Slashed tech debt by reengineering a data modeling workflow

Several product teams were building complex, interrelated data models to power both the product UI and a new generation of AI agents at a Fortune 500 company. The agents depended on that data model content — names and descriptions for hundreds of fields — to understand customer data and act on it. But the existing workflow gave data model content only a brief review window. That wasn’t enough time for the iterative, cross-functional work that clear, AI-ready content requires. I redesigned the review workflow so we could vet the content without putting the release date at risk. The result was a 15% ongoing cut in technical debt and rework, freeing the team to pull more from the backlog.

UX writing & content strategy
Workflow & standards design

Results

15%

Ongoing tech debt reduction

The situation

Data models were getting larger and more complex 

The company’s data models were growing in size and complexity as teams added agents to their roadmaps. 

The challenge

The current workflow was a bottleneck 

I had been the technical writer for many product teams, and data model content review was typically treated as a superficial cleanup pass. Now, with AI agents drawing context directly from larger models, the stakes of getting field names and descriptions right had quietly gone up — but the workflow hadn’t caught up.

The release deadline couldn’t slip, but the planned 3-day review window wasn’t enough time to assess a large data model, collaborate on review, and finalize the data model content. 

I needed to work with engineering to redesign the content review workflow so there would be time for iterative review and collaboration.

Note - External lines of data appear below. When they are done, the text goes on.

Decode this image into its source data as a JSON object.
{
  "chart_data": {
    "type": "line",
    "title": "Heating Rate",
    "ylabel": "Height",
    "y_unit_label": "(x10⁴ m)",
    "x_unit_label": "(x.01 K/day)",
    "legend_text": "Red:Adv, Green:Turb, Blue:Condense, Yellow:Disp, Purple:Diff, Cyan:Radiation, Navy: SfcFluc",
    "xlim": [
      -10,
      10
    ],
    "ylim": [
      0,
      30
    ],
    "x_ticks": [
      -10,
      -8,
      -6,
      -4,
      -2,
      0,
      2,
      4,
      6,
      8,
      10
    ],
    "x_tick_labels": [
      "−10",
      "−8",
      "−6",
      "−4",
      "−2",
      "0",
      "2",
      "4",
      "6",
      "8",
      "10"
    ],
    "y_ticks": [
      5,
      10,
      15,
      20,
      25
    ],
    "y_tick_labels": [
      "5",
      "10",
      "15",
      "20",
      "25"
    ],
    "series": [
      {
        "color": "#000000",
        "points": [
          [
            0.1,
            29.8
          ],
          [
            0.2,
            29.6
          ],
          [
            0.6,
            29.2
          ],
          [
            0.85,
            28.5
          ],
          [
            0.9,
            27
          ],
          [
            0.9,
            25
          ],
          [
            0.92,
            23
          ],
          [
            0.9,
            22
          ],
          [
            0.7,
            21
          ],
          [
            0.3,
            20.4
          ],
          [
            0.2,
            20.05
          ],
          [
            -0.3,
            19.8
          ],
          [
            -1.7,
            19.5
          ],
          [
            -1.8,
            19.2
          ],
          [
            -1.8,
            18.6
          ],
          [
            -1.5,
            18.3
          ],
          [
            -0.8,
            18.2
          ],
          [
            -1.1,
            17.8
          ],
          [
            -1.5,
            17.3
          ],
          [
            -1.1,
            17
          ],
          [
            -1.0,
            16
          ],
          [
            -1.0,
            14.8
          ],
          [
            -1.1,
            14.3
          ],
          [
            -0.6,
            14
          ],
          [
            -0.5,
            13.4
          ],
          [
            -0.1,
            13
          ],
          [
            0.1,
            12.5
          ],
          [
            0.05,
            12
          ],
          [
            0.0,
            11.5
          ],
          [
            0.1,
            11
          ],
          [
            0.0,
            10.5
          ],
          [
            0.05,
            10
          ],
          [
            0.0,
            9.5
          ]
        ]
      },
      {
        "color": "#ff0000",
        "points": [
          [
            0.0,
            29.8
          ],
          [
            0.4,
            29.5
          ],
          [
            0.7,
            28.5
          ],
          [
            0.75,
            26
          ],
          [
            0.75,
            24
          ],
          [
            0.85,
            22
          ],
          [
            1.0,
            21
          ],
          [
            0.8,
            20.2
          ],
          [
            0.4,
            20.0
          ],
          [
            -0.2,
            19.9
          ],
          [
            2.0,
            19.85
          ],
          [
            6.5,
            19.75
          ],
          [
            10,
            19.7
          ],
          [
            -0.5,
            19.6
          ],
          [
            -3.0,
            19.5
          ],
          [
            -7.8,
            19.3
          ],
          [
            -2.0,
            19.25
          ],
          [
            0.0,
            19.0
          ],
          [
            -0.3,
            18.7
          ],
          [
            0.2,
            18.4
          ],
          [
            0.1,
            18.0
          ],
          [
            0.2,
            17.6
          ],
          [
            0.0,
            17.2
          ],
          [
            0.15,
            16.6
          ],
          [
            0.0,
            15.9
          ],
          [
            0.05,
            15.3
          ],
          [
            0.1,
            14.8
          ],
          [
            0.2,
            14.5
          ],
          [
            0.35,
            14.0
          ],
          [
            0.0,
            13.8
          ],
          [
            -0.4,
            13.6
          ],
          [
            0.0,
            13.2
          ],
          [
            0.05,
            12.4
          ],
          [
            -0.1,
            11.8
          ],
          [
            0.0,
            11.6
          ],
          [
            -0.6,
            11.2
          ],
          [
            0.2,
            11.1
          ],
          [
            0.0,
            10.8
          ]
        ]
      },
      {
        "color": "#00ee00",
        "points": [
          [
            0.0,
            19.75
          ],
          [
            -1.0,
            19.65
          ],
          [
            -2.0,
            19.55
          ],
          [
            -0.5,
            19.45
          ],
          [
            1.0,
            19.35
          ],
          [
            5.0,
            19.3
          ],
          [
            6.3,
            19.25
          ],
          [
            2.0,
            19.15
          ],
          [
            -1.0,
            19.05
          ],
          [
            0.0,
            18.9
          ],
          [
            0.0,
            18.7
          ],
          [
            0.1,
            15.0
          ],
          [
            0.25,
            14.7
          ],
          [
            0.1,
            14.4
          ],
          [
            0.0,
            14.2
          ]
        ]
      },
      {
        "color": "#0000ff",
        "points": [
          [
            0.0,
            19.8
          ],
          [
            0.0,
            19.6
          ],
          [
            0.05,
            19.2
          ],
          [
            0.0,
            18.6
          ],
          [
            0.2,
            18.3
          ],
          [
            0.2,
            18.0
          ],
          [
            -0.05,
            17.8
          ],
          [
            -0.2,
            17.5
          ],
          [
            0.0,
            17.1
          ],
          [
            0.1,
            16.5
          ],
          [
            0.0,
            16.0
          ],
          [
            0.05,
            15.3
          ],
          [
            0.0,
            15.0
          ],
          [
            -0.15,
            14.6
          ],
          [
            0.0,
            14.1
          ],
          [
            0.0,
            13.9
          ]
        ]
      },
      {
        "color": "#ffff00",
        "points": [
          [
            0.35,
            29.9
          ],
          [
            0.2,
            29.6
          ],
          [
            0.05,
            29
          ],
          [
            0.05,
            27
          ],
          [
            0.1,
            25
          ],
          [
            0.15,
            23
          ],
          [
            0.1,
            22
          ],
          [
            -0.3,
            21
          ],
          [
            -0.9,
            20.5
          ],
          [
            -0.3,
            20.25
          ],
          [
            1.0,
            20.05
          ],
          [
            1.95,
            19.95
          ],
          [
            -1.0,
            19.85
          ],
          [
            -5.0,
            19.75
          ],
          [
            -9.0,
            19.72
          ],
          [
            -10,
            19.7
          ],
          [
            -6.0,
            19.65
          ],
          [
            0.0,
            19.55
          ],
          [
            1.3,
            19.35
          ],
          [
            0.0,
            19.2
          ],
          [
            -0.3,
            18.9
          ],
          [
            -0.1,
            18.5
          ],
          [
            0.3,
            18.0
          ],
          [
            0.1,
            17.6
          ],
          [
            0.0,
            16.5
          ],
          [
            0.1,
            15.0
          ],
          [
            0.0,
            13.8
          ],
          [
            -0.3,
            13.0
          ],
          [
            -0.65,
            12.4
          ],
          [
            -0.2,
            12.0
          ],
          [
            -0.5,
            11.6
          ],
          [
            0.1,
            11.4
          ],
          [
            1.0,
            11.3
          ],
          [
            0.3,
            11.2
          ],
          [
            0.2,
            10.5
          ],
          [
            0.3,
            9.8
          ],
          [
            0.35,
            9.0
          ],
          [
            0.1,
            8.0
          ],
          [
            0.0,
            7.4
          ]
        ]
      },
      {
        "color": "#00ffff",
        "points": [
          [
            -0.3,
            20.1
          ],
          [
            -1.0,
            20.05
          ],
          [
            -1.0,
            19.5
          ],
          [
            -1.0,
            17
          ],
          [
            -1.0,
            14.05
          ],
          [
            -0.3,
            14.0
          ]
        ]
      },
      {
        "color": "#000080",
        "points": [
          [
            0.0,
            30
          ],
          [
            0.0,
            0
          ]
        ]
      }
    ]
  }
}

“Cate impressed me not only with what she produced but the process by which she produced it. Never did I feel more secure that the needs of my team were being met than when I was working with Cate.”

Lead Member of Technical Staff, Fortune 500 Company

My approach

1. I asked for earlier, staggered delivery

Instead of waiting for a single handoff near the deadline, I asked engineering to flag objects as soon as they were modeled — weeks earlier. That way, I could deliver final content in parallel with development, across sprints, instead of in a single crunch at the end.

2. I built a simple visual system to track progress

To drive content review and make the process more transparent, I inserted color-coded columns into the model template. The colors showed progress toward final content at a glance. I left the original columns alone, as a record of engineering’s starting names. 

3. I rolled out the new workflow and iterated

I walked the team through the redesigned workflow, addressed questions, and implemented a few requested tweaks to the template.

Planned fields in a data model

Two rows in a spreadsheet showing planned fields in a data model, with column headers indicating draft or approval. In first row, "Approved" cells have green background: API name draft is Id. API name approved is UserId. Description draft is Id for the user. Description approved is The user's login ID. Must be formatted as an email address. In second row, "Approved" cells have yellow background: API name draft is Type. API name approved is UserRole. Description draft is The type of user. Description approved is The permission level assigned to the user: owner, admin, member, or viewer.

API names and descriptions for two fields on an object. Yellow indicates review is still in progress.

More ways to improve the process

I always look for opportunities to use technologies to automate and streamline workflows. 

In the context of data modeling workflow in particular, I would look at using AI to help gather context from code and to track and prioritize field reviews across data models.

To judge what made the content clear, I’d keep a human in the loop.